Pourquoi Serrabone est-il un site majeur de l’art roman catalan ?
Serrabone doit sa renommée à sa tribune de marbre rose, considérée comme l’un des ensembles sculptés romans les mieux conservés et les plus raffinés de toute la Catalogne, française comme espagnole. La qualité de ce décor, alliée au contraste avec l’austérité du reste de l’édifice, en fait une référence pour l’étude de l’art roman méridional, au même titre que d’autres sites romans du département comme l’abbaye Saint-Martin-du-Canigou ou le prieuré voisin de Marcevol.
Questions fréquentes
Combien de temps prévoir pour visiter le prieuré de Serrabone ?
Une heure à une heure et demie suffit généralement pour découvrir l’édifice, la tribune sculptée et le jardin botanique attenant.

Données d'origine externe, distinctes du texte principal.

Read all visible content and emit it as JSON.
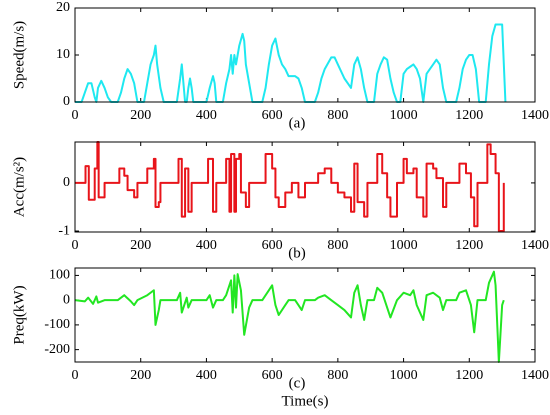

Les visiteurs particulièrement intéressés par l’art roman peuvent facilement prolonger la visite en observant plus en détail les chapiteaux sculptés.
Le site est-il accessible en dehors des horaires de visite guidée ?
Le prieuré fonctionne selon des horaires d’ouverture définis, généralement plus restreints en basse saison. Il est recommandé de vérifier les horaires en vigueur avant de programmer le déplacement, la route d’accès étant longue pour un site fermé.
Le massif des Aspres offre-t-il d’autres monuments historiques à visiter ?
Oui, la région compte plusieurs prieurés et chapelles romanes disséminés dans ce paysage de collines et de garrigue, témoins d’un maillage religieux dense hérité du Moyen Âge catalan, à retrouver parmi les autres monuments et châteaux des Pyrénées-Orientales. Le massif se prête également à la randonnée entre ces différents sites patrimoniaux.